Конечно, Петька любил читать. И не только читать, но и рассказывать. Старшему Советнику повезло -- он давно искал человека, который прочел бы все двадцать четыре собрания сочинений, а потом рассказал ему вкратце их содержание. Он усадил Петьку в удобное кресло и подсунул ему "Три мушкетера". Петька прочел страницу, другую и забыл обо всем на свете.
-- Ну что, девочка, плохи наши дела? -- сказала ей Лошадь.
-- Откуда вы знаете, что я девочка?
-- И ты узнала бы меня, если бы я была без хвоста. Увы, давно ли я жила с папой и мамой на Восьмеркиной, семь! Меня звали Ниночкой, а теперь -- Аппетит. Что за нелепое имя! Я очень любила читать, особенно сказки. У меня были синие ленточки в гриве, я хочу сказать -- в косах. Каждое утро я чистила зубы и каждый вечер мыла копыта, я хочу сказать -ноги, в горячей воде. Я уже начинала немного ржать по-английски. Сколько тебе лет?
-- Двенадцать.
-- А мне было пятнадцать. Для лошади это много. Вот почему я действительно Старая Лошадь. У меня болят кости, я плохо вижу, а другие лошади только смеются, когда я говорю, что мне нужны очки. Ежеминутно я ломаю руки -- я хочу сказать, ноги -- при одной мысли, что никогда больше не увижу своего маленького уютного стойла на Восьмеркиной, семь...
-- Вы опять запутались, Лошадь, -- сказала Таня. -- Вы хотите сказать -- своей маленькой уютной комнатки, да?
ВЕЛИКИЙ ЗАВИСТНИК
Мне не хочется, чтобы Старая Лошадь рассказала вам эту историю. Вы, наверное, заметили, что она все время сбивалась. Один раз она сказала -- лягалась, а между тем речь шла о том, что мама уговаривала ее принять английскую соль. В другой раз она повторила: "Я ржала", и осталось неясным -- она громко смеялась или действительно ржала. Словом, лучше я сам расскажу о Великом Завистнике -- лучше для меня и для вас.

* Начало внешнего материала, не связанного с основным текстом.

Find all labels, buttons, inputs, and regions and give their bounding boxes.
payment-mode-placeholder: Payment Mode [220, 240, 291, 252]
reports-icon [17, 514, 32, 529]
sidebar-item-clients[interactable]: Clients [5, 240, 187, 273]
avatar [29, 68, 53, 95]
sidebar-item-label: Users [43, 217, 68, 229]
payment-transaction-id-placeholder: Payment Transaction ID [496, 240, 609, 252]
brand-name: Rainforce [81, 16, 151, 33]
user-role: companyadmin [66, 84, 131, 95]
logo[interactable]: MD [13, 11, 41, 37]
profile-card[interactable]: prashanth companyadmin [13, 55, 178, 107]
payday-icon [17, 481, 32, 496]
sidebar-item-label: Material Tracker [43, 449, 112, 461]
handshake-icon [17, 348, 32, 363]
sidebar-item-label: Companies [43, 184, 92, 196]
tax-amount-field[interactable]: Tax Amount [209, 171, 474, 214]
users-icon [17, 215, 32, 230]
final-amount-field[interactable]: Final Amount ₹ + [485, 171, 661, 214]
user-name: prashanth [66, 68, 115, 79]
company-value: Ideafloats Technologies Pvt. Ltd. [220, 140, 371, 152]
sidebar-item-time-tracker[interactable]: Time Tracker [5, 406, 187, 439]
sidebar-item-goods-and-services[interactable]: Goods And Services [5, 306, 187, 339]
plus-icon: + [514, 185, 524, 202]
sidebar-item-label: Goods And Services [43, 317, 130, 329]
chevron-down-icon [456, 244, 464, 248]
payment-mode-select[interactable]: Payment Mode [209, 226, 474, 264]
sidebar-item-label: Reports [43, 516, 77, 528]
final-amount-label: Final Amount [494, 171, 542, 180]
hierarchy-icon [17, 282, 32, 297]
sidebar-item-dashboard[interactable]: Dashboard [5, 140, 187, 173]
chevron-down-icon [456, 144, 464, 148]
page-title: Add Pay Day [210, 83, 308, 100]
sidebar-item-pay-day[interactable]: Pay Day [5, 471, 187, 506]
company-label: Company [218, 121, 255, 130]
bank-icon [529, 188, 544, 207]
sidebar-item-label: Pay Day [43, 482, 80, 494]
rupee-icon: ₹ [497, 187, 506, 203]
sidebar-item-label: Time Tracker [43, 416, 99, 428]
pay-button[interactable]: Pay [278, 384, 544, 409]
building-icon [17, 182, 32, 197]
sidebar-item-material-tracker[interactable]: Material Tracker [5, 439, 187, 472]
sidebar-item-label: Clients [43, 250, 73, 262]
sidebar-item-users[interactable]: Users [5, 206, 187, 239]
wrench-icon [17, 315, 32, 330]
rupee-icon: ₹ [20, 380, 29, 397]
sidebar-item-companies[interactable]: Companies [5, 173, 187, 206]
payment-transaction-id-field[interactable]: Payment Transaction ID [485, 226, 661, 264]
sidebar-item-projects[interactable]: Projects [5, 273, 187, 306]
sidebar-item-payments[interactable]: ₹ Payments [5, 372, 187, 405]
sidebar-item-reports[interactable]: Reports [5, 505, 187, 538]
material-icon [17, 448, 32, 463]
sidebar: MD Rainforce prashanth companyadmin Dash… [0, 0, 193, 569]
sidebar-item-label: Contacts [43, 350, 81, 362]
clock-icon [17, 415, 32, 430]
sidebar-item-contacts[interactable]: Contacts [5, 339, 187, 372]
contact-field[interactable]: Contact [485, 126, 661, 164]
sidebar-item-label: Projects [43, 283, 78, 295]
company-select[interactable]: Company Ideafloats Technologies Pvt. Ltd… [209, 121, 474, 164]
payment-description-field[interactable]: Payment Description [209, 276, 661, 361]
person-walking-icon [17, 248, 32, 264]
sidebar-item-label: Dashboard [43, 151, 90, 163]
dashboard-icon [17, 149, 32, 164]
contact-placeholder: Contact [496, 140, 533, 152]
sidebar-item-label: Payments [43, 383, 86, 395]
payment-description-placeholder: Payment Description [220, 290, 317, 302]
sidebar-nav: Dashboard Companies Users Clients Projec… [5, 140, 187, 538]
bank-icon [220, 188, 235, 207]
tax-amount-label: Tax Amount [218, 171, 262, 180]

Это началось давно, когда на свете еще не было ни Петьки, ни Тани, а были другие мальчики и девочки, хорошие и плохие. Два мальчика жили на одном дворе. У одного была черная гладкая маленькая голова, которую он любил втягивать в плечи, а у другого -- русая, а на затылке вихор. Каждый день они купались в реке. Раз купались, значит, ныряли. Вот почему Старший Советник спросил Таню, помнит ли еще ее папа о том, как они любили нырять.
Однажды они держали пари, кто дольше просидит под водой. Они глубоко вдохнули воздух и одновременно опустились на дно. "Раз, два, три, -- считали они, -- четыре, пять, шесть". Сердце билось все медленнее. "Семь, восемь, девять". Больше не было сил. Уф! И они вынырнули на поверхность. Первой показалась маленькая гладкая черная голова, а уже потом -- русая, с мокрым вихром на затылке. Черный мальчик проиграл пари.
Потом они выросли, и все, что нравилось одному мальчику, не нравилось другому. Мальчик с русой головой любил бродить по горам. В конце концов он забрался так высоко, что орлы прислали ему золотую медаль. А мальчик с черной головой, спускаясь по лестнице, бледнел от страха.
Первый никогда не думал о себе. Он думал о тех, кого любил, и ему казалось, что это очень просто. А второй думал только о себе. Иногда ему даже хотелось попробовать, как это думают о других, хоть день, хоть час. Но как он ни злился -- ничего не получалось.
Потом мальчик с русой головой стал художником, и оказалось, что он умеет делать чудеса. По крайней мере, так говорили люди, смотревшие на его картины. Мальчик с черной головой тоже научился делать чудеса, например, превращать людей в птиц и животных. Но кому нужны были эти чудеса? По ночам он угрюмо думал: "Кому нужны мои чудеса?" Он томился тоской -- ведь завистники всегда томятся, тоскуют.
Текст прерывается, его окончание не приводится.